- Learning or, more precisely, development should primarily be a social activity involving those who know more or who are more developed with those who are not so knowledgeable or developed. Those who know more or who are more developed need to create an environment for shared learning or development by “lending” some of what they know to the learners and enabling the learners to do things that they would not be able to do alone. This is what most parents do with their young children without articulating it as such when, for example, they help children bake cookies. In part, the concept is grounded on the notion that much learning is a cultural activity.
- The pioneering theorist of this approach was Lev Vygotsky in the Soviet Union (once referred to as “a visitor from the future”). His technical term for the concept was the “zone of proximal development.” Popularized versions of this in the teaching field emphasize “scaffolds”—meaning supports that enable students to do things that they can’t do independently.
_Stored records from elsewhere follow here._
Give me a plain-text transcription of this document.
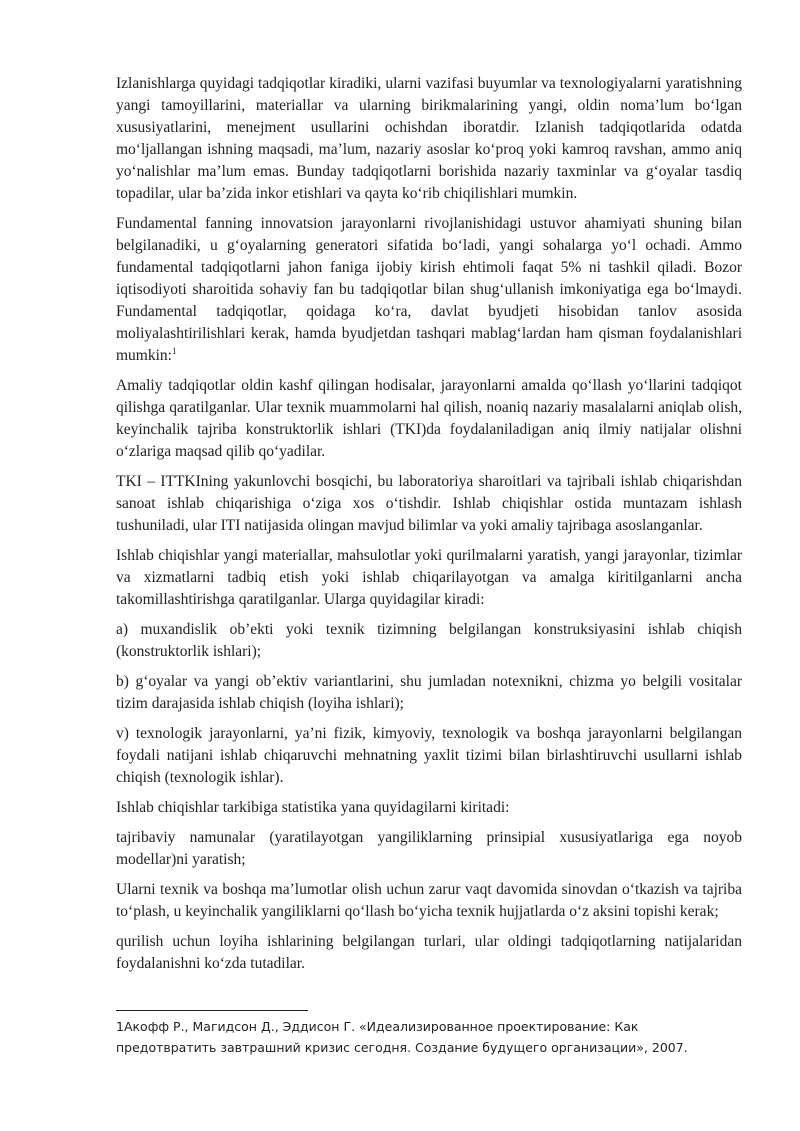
Izlanishlarga quyidagi tadqiqotlar kiradiki, ularni vazifasi buyumlar va texnologiyalarni yaratishning yangi tamoyillarini, materiallar va ularning birikmalarining yangi, oldin noma’lum bo‘lgan xususiyatlarini, menejment usullarini ochishdan iboratdir. Izlanish tadqiqotlarida odatda mo‘ljallangan ishning maqsadi, ma’lum, nazariy asoslar ko‘proq yoki kamroq ravshan, ammo aniq yo‘nalishlar ma’lum emas. Bunday tadqiqotlarni borishida nazariy taxminlar va g‘oyalar tasdiq topadilar, ular ba’zida inkor etishlari va qayta ko‘rib chiqilishlari mumkin.

Fundamental fanning innovatsion jarayonlarni rivojlanishidagi ustuvor ahamiyati shuning bilan belgilanadiki, u g‘oyalarning generatori sifatida bo‘ladi, yangi sohalarga yo‘l ochadi. Ammo fundamental tadqiqotlarni jahon faniga ijobiy kirish ehtimoli faqat 5% ni tashkil qiladi. Bozor iqtisodiyoti sharoitida sohaviy fan bu tadqiqotlar bilan shug‘ullanish imkoniyatiga ega bo‘lmaydi. Fundamental tadqiqotlar, qoidaga ko‘ra, davlat byudjeti hisobidan tanlov asosida moliyalashtirilishlari kerak, hamda byudjetdan tashqari mablag‘lardan ham qisman foydalanishlari mumkin:$^1$

Amaliy tadqiqotlar oldin kashf qilingan hodisalar, jarayonlarni amalda qo‘llash yo‘llarini tadqiqot qilishga qaratilganlar. Ular texnik muammolarni hal qilish, noaniq nazariy masalalarni aniqlab olish, keyinchalik tajriba konstruktorlik ishlari (TKI)da foydalaniladigan aniq ilmiy natijalar olishni o‘zlariga maqsad qilib qo‘yadilar.

TKI – ITTKIning yakunlovchi bosqichi, bu laboratoriya sharoitlari va tajribali ishlab chiqarishdan sanoat ishlab chiqarishiga o‘ziga xos o‘tishdir. Ishlab chiqishlar ostida muntazam ishlash tushuniladi, ular ITI natijasida olingan mavjud bilimlar va yoki amaliy tajribaga asoslanganlar.

Ishlab chiqishlar yangi materiallar, mahsulotlar yoki qurilmalarni yaratish, yangi jarayonlar, tizimlar va xizmatlarni tadbiq etish yoki ishlab chiqarilayotgan va amalga kiritilganlarni ancha takomillashtirishga qaratilganlar. Ularga quyidagilar kiradi:

a) muxandislik ob’ekti yoki texnik tizimning belgilangan konstruksiyasini ishlab chiqish (konstruktorlik ishlari);

b) g‘oyalar va yangi ob’ektiv variantlarini, shu jumladan notexnikni, chizma yo belgili vositalar tizim darajasida ishlab chiqish (loyiha ishlari);

v) texnologik jarayonlarni, ya’ni fizik, kimyoviy, texnologik va boshqa jarayonlarni belgilangan foydali natijani ishlab chiqaruvchi mehnatning yaxlit tizimi bilan birlashtiruvchi usullarni ishlab chiqish (texnologik ishlar).

Ishlab chiqishlar tarkibiga statistika yana quyidagilarni kiritadi:

tajribaviy namunalar (yaratilayotgan yangiliklarning prinsipial xususiyatlariga ega noyob modellar)ni yaratish;

Ularni texnik va boshqa ma’lumotlar olish uchun zarur vaqt davomida sinovdan o‘tkazish va tajriba to‘plash, u keyinchalik yangiliklarni qo‘llash bo‘yicha texnik hujjatlarda o‘z aksini topishi kerak;

qurilish uchun loyiha ishlarining belgilangan turlari, ular oldingi tadqiqotlarning natijalaridan foydalanishni ko‘zda tutadilar.

1Акофф Р., Магидсон Д., Эддисон Г. «Идеализированное проектирование: Как предотвратить завтрашний кризис сегодня. Создание будущего организации», 2007.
- Literacy involves many different kinds of practices, roles, and identities of its participants. It’s helpful to think of the whole package as different kinds of discourses (not the post-modernist version). In this instance, a “discourse” can be understood as the social conventions and shared understandings of group members—like the discourse of basketball fans. Formal intellectual discourses, including the discourses associated with revolutionary theory, have numerous explicit and implicit assumptions and styles that are not obvious to newcomers to those discourses. While there are skills that newcomers may lack (such as the ability to automatically recognize words) and need to learn, there are also “rules of the game” that they need to become aware of.
- Individuals can only acquire fluency in a discourse through graded, contextualized and productive practice of all the different aspects of a discourse’s reading, writing and speaking texts and tasks. “Graded” means the right kind of text and task at the right time; “contextualized” means a text and task in a meaningful context—like understanding capitalist crises; “productive” means leading to development. By way of emphasis, not all practice is productive. We can all get better at being ineffective by practicing bad habits. The example I use is my swimming—I kind of taught myself to swim and became a very bad swimmer. More practice at swimming like I swim will just make me a better bad swimmer.
- In places like the United States where schooling is fairly universal, students can get schooled into some very counter-productive practices that enable them to get by but that are not at all transparent. See attached story.
- As a result, in many situations, what’s needed is a “systems reorganization” wherein individuals can unlearn much that they have learned and become accustomed to different ways of understanding the form and content of reading and writing (and math, but that’s not our immediate concern). Specifically, reading is not recognizing words and writing is not spelling.
- There are two fundamental types of reading activity—reading as recognition and reading as reasoning. An example of reading as recognition is what sports fans do when they read a newspaper account of a game they watched the night before. An example of reading as reasoning is what most mortals do when they read Hegel. It’s almost never easy. One goal of helping people become better readers is to shift the balance away from reasoning towards recognition (as they become more familiar with the distinctive meanings of certain words and stylistic conventions).
- The texts that developing or recovering readers need to read should be “considerate.” By that, I mean that they should be selected or constructed in ways that are deeply sensitive to what readers do and do not know and their likely misconceptions. When my now 29-year old daughter (who’s a high school math teacher) was in sixth grade, she had to write a report on the Vietnam War. She was bewildered by the books I have her so I wrote a kids’ history of the war for her to use. Among other things, it always explained a new word or concept—such as the difference between a civil war and a regular war. I wish that I still had a copy.